Aujourd’hui, ce n’est pas
le cas, Jésus recommande de haïr ses proches, son père, sa mère ses frères et
ses sœurs sa femme et les autres. Il n’a aucune parole rassurante pour mettre
un baume sur nos inquiétudes. Pour nous stimuler, il nous promet de porter
notre croix, comme W. Churchill promettait à son peuple du sang et des larmes. Il
ouvre devant nous une perspective de souffrance et de mort.
Ainsi provoqués, nous
allons pouvoir exercer notre sagacité. En fait, le jeu en vaut la chandelle.
Jésus a l’intention de nous faire sortir des chemins battus. Il nous montre que
Dieu n’a rien à voir avec les critères soigneusement recensés par les
religions. Dieu pour lui ne se trouve pas dans un code de morale. Il est
ailleurs que dans nos définitions théologiques. Dieu se situe avant tout dans
une relation avec nous. Comme il a sacrifié sa divinité pour venir jusqu’à
nous, il s’attend à ce que nous lui consacrions notre humanité.

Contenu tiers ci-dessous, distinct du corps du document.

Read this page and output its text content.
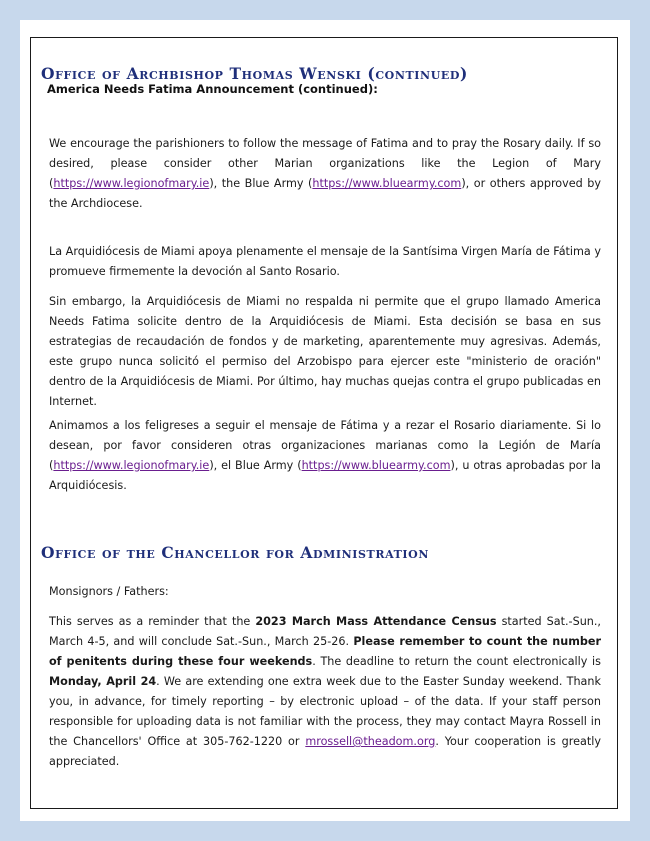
Office of Archbishop Thomas Wenski (continued)

America Needs Fatima Announcement (continued):

We encourage the parishioners to follow the message of Fatima and to pray the Rosary daily. If so desired, please consider other Marian organizations like the Legion of Mary (https://www.legionofmary.ie), the Blue Army (https://www.bluearmy.com), or others approved by the Archdiocese.

La Arquidiócesis de Miami apoya plenamente el mensaje de la Santísima Virgen María de Fátima y promueve firmemente la devoción al Santo Rosario.

Sin embargo, la Arquidiócesis de Miami no respalda ni permite que el grupo llamado America Needs Fatima solicite dentro de la Arquidiócesis de Miami. Esta decisión se basa en sus estrategias de recaudación de fondos y de marketing, aparentemente muy agresivas. Además, este grupo nunca solicitó el permiso del Arzobispo para ejercer este "ministerio de oración" dentro de la Arquidiócesis de Miami. Por último, hay muchas quejas contra el grupo publicadas en Internet.

Animamos a los feligreses a seguir el mensaje de Fátima y a rezar el Rosario diariamente. Si lo desean, por favor consideren otras organizaciones marianas como la Legión de María (https://www.legionofmary.ie), el Blue Army (https://www.bluearmy.com), u otras aprobadas por la Arquidiócesis.

Office of the Chancellor for Administration

Monsignors / Fathers:

This serves as a reminder that the 2023 March Mass Attendance Census started Sat.-Sun., March 4-5, and will conclude Sat.-Sun., March 25-26. Please remember to count the number of penitents during these four weekends. The deadline to return the count electronically is Monday, April 24. We are extending one extra week due to the Easter Sunday weekend. Thank you, in advance, for timely reporting – by electronic upload – of the data. If your staff person responsible for uploading data is not familiar with the process, they may contact Mayra Rossell in the Chancellors' Office at 305-762-1220 or mrossell@theadom.org. Your cooperation is greatly appreciated.
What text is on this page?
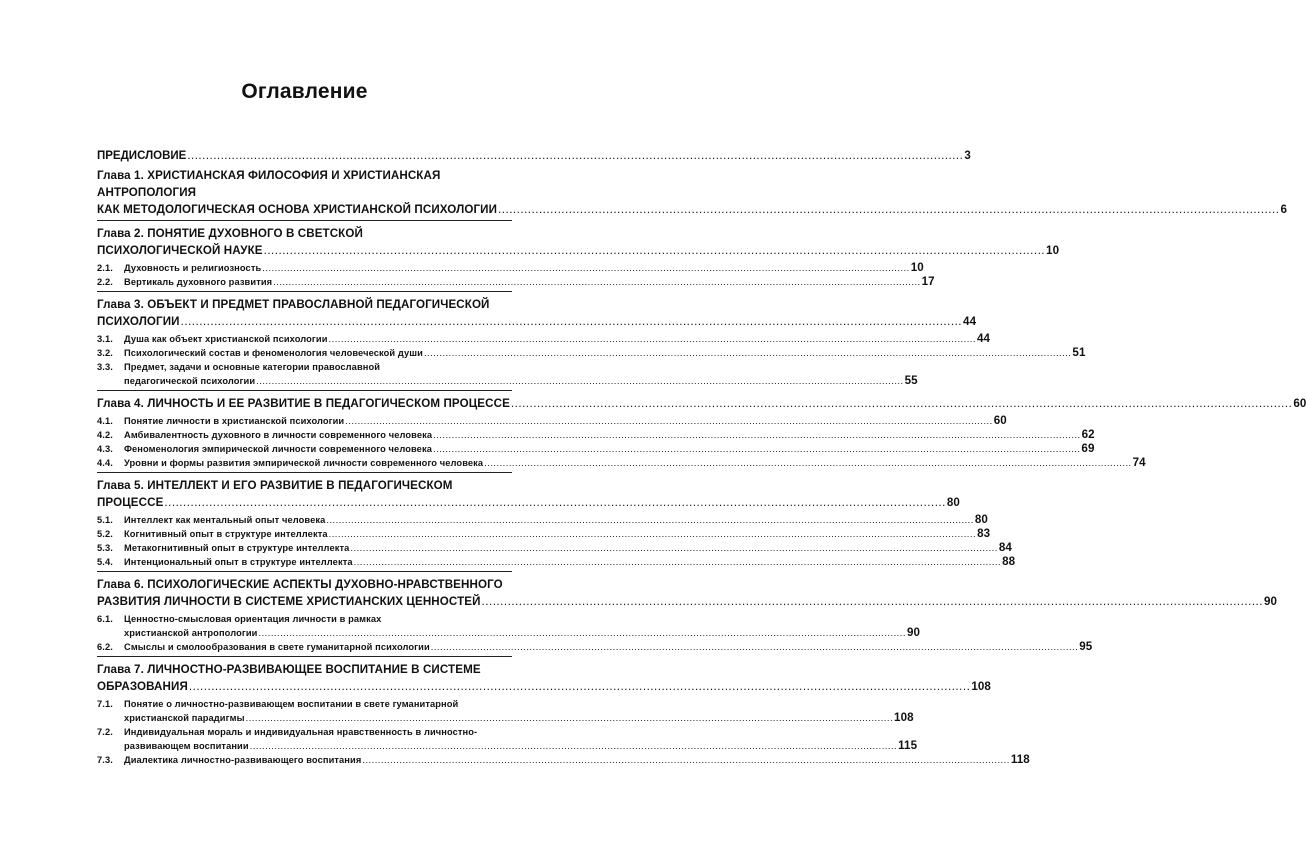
Оглавление
ПРЕДИСЛОВИЕ .....	3
Глава 1. ХРИСТИАНСКАЯ ФИЛОСОФИЯ И ХРИСТИАНСКАЯ АНТРОПОЛОГИЯ
КАК МЕТОДОЛОГИЧЕСКАЯ ОСНОВА ХРИСТИАНСКОЙ ПСИХОЛОГИИ .....	6
Глава 2. ПОНЯТИЕ ДУХОВНОГО В СВЕТСКОЙ
ПСИХОЛОГИЧЕСКОЙ НАУКЕ .....	10
2.1.	Духовность и религиозность .....	10
2.2.	Вертикаль духовного развития .....	17
Глава 3. ОБЪЕКТ И ПРЕДМЕТ ПРАВОСЛАВНОЙ ПЕДАГОГИЧЕСКОЙ
ПСИХОЛОГИИ .....	44
3.1.	Душа как объект христианской психологии .....	44
3.2.	Психологический состав и феноменология человеческой души .....	51
3.3.	Предмет, задачи и основные категории православной
педагогической психологии .....	55
Глава 4. ЛИЧНОСТЬ И ЕЕ РАЗВИТИЕ В ПЕДАГОГИЧЕСКОМ ПРОЦЕССЕ .....	60
4.1.	Понятие личности в христианской психологии .....	60
4.2.	Амбивалентность духовного в личности современного человека .....	62
4.3.	Феноменология эмпирической личности современного человека .....	69
4.4.	Уровни и формы развития эмпирической личности современного человека .....	74
Глава 5. ИНТЕЛЛЕКТ И ЕГО РАЗВИТИЕ В ПЕДАГОГИЧЕСКОМ
ПРОЦЕССЕ .....	80
5.1.	Интеллект как ментальный опыт человека .....	80
5.2.	Когнитивный опыт в структуре интеллекта .....	83
5.3.	Метакогнитивный опыт в структуре интеллекта .....	84
5.4.	Интенциональный опыт в структуре интеллекта .....	88
Глава 6. ПСИХОЛОГИЧЕСКИЕ АСПЕКТЫ ДУХОВНО-НРАВСТВЕННОГО
РАЗВИТИЯ ЛИЧНОСТИ В СИСТЕМЕ ХРИСТИАНСКИХ ЦЕННОСТЕЙ .....	90
6.1.	Ценностно-смысловая ориентация личности в рамках
христианской антропологии .....	90
6.2.	Смыслы и смолообразования в свете гуманитарной психологии .....	95
Глава 7. ЛИЧНОСТНО-РАЗВИВАЮЩЕЕ ВОСПИТАНИЕ В СИСТЕМЕ
ОБРАЗОВАНИЯ .....	108
7.1.	Понятие о личностно-развивающем воспитании в свете гуманитарной
христианской парадигмы .....	108
7.2.	Индивидуальная мораль и индивидуальная нравственность в личностно-
развивающем воспитании .....	115
7.3.	Диалектика личностно-развивающего воспитания .....	118
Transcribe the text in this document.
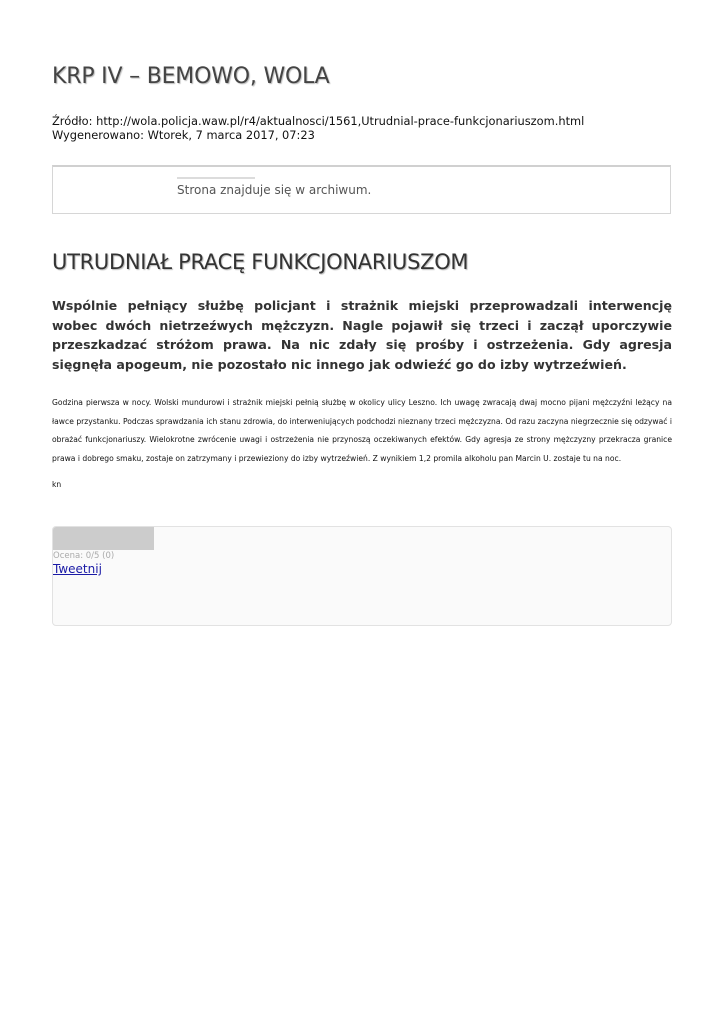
KRP IV – BEMOWO, WOLA
Źródło: http://wola.policja.waw.pl/r4/aktualnosci/1561,Utrudnial-prace-funkcjonariuszom.html
Wygenerowano: Wtorek, 7 marca 2017, 07:23
Strona znajduje się w archiwum.
UTRUDNIAŁ PRACĘ FUNKCJONARIUSZOM

Wspólnie pełniący służbę policjant i strażnik miejski przeprowadzali interwencję wobec dwóch nietrzeźwych mężczyzn. Nagle pojawił się trzeci i zaczął uporczywie przeszkadzać stróżom prawa. Na nic zdały się prośby i ostrzeżenia. Gdy agresja sięgnęła apogeum, nie pozostało nic innego jak odwieźć go do izby wytrzeźwień.

Godzina pierwsza w nocy. Wolski mundurowi i strażnik miejski pełnią służbę w okolicy ulicy Leszno. Ich uwagę zwracają dwaj mocno pijani mężczyźni leżący na ławce przystanku. Podczas sprawdzania ich stanu zdrowia, do interweniujących podchodzi nieznany trzeci mężczyzna. Od razu zaczyna niegrzecznie się odzywać i obrażać funkcjonariuszy. Wielokrotne zwrócenie uwagi i ostrzeżenia nie przynoszą oczekiwanych efektów. Gdy agresja ze strony mężczyzny przekracza granice prawa i dobrego smaku, zostaje on zatrzymany i przewieziony do izby wytrzeźwień. Z wynikiem 1,2 promila alkoholu pan Marcin U. zostaje tu na noc.

kn
Ocena: 0/5 (0)
Tweetnij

Il nous propose sagement de
faire le bilan de notre foi en nous racontant cette parabole banale du roi qui
compte ses hommes, puis qui compte les hommes de l’adversaire et qui négocie la
paix en fonction de ses propres forces parce qu’il préfère se soumettre plutôt
que de risquer un combat perdu d’avance. La paix dans ce contexte devient un
accord de moindre mal, un « gentleman agreement » que l’on a du mal à fonder
théologiquement. Or nos vies ressemblent la plupart du temps à ces côtes mal
taillée où l’on essaye de donner à chacun sa part. Dieu y compris. Nous
composons avec Dieu, avec les hommes, avec notre vertu, avec le temps, si bien
que notre existence ne ressemble plus à rien si non à un « melting pot » sans
goût ni grâce ni saveur ni prétention. Il nous faut donc changer notre approche
concernant Dieu.
En quelques phrases, Jésus
a mis à mal tout notre édifice spirituel, pour que nous nous efforcions de le
reconstruire. Nous n’osons même pas continuer notre lecture de l’Évangile de
peur d’être encore plus déstabilisés car ajoute Jésus, «quiconque ne renonce
pas à tout ce qu’il possède ne peut être mon disciple ». Il faut comprendre
clairement que cela veut dire qu’on ne peut pas découvrir Dieu en vérité sans
abandonner tous les préjugés et tous les acquis de la société. Le chercheur de
Dieu doit donc aller à contrecourant d’une société qui centralise tout sur
l’homme.
Jésus met notre manière de
raisonner totalement en cause en nous rappelant qu’avec Dieu, c’est tout ou
rien. Pas question de partager prudemment entre Dieu et le monde. Pas question
de demander à Dieu de se charger de notre âme d’une part et de choisir de gérer
nous-mêmes et à notre gré nos autres activités. Il nous rappelle ainsi que Dieu
est envahissant.
Jésus contemple alors la foule qui le suit comme un troupeau
bêlant. Il nous décrit comme des moutons cherchant à être pris en charge par un
bon berger. Ils cherchent seulement un confort spirituel auprès d’un maître à
la mode qui paraît pour lors efficace. Jésus renonce à se laisser manipuler par
eux, il n’est pas un gourou rassurant qui profiterait des avantages de ses dons
de guérisseur et de prédicateur pour s’assurer une notoriété. Il provoque la
foule dont nous faisons tous partie pour que chacun sorte de lui-même et assume
le poids de la croix qu’il doit porter.
Vous voulez être rassurés
sur l’avenir de votre âme, vous voulez une religion facile qui soit distincte
des religions traditionnelles. Vous voulez échapper aux tourments de la vie et
être les privilégiés de Dieu, vous ne voulez plus être malades et vous voulez
manger tous les jours à votre faim ! Mais vous valez mieux que cela, vous
n’êtes pas des moutons promis à l’abattoir. Vous avez en vous la capacité
d’être des rebelles, de vivre une passion dévorante, cette passion peut se
vivre avec Dieu, mais elle réclame une rupture.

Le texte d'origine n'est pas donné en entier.